Das höfliche Deutsch heißt auf gut Österreichisch also nur:
Das sagen wir nicht.
So auch bei einer Recherche für profil vor über zehn Jahren: Das österreichische Parlament verweigerte damals die Auskunft, welche Abgeordneten des Nationalrats bisher von dessen Immuniätsausschuss der Staatsanwaltschaft zur Verfolgung freigegeben wurden. Sprich: Wer selbst als Volksvertreter:in so sehr im Verdacht steht das Gesetz so sehr verletzt zu haben, dass seine Immunität als Parlamentarier:in einfach nicht mehr vor Ermittlungen der Justiz und einer etwaigen Strafe vor Gericht schützen sollte.
Ein Vorgang, der in Österreich ohnehin höchst selten vorkommt, wenn man ihn der Zahl der Korruptionsaffären und Machtmissbrauchsskandale gegenüberstellt, die in immer kürzeren Intervallen bei einigen Parteien (es sind immer wieder ähnliche) und ihren Politikern (meist Männer, darum ungegendert) so aufgedeckt werden.
Das Argument des Beamten oder der Beamtin für die Weigerung auf Nachfrage: „Diese Information zu veröffentlichen würde die Würde des Hauses schädigen.“
Das Problem in Österreich? Es gibt kein Problem.
Man beachte das — in seiner Selbstverständlichkeit sich des Gesagten gar nicht bewusste seiende — Denken dieser österreichischen Hoheitsverwaltungslogik: Nicht der oder die Abgeordnete schädigt mit der etwaigen Begehung eines Verbrechens die Würde des Hohen Haues. Nein, der Journalist oder die Journalistin würde das tun — wenn er oder sie die Nachricht über einen Gesetzesbruch eines Gesetzesmachers den Bürgerinnen und Bürgern überbringt.
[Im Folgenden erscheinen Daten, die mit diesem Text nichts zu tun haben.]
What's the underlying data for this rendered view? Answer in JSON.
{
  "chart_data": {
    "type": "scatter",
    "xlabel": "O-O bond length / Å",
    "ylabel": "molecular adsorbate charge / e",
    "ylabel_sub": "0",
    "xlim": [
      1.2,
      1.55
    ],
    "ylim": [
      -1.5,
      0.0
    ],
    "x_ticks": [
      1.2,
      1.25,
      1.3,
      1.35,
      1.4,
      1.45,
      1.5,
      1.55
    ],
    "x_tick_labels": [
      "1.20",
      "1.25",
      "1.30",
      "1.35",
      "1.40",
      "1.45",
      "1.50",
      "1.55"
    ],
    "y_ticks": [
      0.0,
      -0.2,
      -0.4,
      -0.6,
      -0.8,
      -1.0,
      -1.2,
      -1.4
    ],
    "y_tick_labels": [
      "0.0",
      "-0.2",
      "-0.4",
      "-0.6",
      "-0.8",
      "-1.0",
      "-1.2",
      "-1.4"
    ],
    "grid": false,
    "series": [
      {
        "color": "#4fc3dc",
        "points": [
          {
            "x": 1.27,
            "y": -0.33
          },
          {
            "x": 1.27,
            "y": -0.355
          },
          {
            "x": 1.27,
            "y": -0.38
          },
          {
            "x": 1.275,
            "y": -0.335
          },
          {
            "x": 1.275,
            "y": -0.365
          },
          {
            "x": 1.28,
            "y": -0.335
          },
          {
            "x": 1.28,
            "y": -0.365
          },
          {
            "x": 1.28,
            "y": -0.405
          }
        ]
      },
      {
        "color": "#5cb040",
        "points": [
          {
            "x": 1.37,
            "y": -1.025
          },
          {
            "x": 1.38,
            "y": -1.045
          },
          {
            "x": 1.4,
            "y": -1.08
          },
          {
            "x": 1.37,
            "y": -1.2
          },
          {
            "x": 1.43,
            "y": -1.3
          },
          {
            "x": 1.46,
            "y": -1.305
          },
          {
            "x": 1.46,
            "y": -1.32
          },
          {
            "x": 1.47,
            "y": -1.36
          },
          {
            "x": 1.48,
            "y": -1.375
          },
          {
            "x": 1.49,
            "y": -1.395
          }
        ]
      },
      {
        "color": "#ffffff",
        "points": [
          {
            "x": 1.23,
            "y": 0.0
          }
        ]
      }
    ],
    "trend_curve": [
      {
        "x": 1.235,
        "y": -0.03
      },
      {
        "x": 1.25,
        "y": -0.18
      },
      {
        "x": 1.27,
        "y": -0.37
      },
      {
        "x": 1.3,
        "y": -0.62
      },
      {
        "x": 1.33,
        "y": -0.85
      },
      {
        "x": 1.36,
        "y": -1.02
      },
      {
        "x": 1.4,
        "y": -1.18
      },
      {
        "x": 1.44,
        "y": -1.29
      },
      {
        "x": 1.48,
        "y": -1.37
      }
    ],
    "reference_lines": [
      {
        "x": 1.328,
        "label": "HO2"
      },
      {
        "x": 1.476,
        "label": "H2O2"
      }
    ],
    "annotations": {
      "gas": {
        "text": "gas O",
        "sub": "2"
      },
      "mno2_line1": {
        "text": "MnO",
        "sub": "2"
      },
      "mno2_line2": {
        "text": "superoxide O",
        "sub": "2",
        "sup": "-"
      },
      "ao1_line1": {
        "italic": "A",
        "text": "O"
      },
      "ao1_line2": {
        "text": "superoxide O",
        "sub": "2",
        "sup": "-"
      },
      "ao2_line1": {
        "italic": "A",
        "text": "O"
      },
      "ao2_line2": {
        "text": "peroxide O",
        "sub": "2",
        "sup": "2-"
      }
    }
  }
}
Mit Problemen in Österreich ist es ein wenig so, wie mit Schrödinger’s Katze: Jeder weiß, dass es sie in seinem Inneren gibt. Aber sie werden erst dann zu Solchen, wenn jemand wirklich mal den Deckel öffnet und reinsieht. Solange die Tür aber zu bleibt, ist alles gut in Österreich.
„First step in solving any problem, is recognizing there is one.“
— ACN-Anchorman Will McAvoy, „The Newsroom“ (S1E1)
In offeneren Gesellschaften ist das anders, selbst im gleichen Sprachraum: Wer beispielsweise in Deutschland auf ein Problem hinweist, gilt als der Erste, der zu dessen Lösung beiträgt. Wer in Österreich auf ein Problem hinweist, ist der Erste, der den Konsens gesellschaftlicher Gemütlichkeit durchbricht.
Das Missverständnis der Politiker:innen:
Vom Herrschaftswissen der Hoheitsverwaltung
Wer dagegen als BürgerIn etwas erfragt, wird von der Behörde oft mit zwei Gegenfragen konfrontiert: erstens „Wer sind Sie eigentlich?“; und zweitens „Warum wollen Sie das wissen?!“ Beides muss jedoch in einem demokratischen Staat irrelevant sein. Es muss reichen Bürger:in zu sein, um wissen zu dürfen.
Denn die Behörde fragt damit nicht etwa nach dem Namen, sondern vielmehr nach dem Status der Person, und mit Zweiterem nach der Verwendung der Information. Man könnte ja damit — nicht auszudenken! — ein Problem aufzeigen.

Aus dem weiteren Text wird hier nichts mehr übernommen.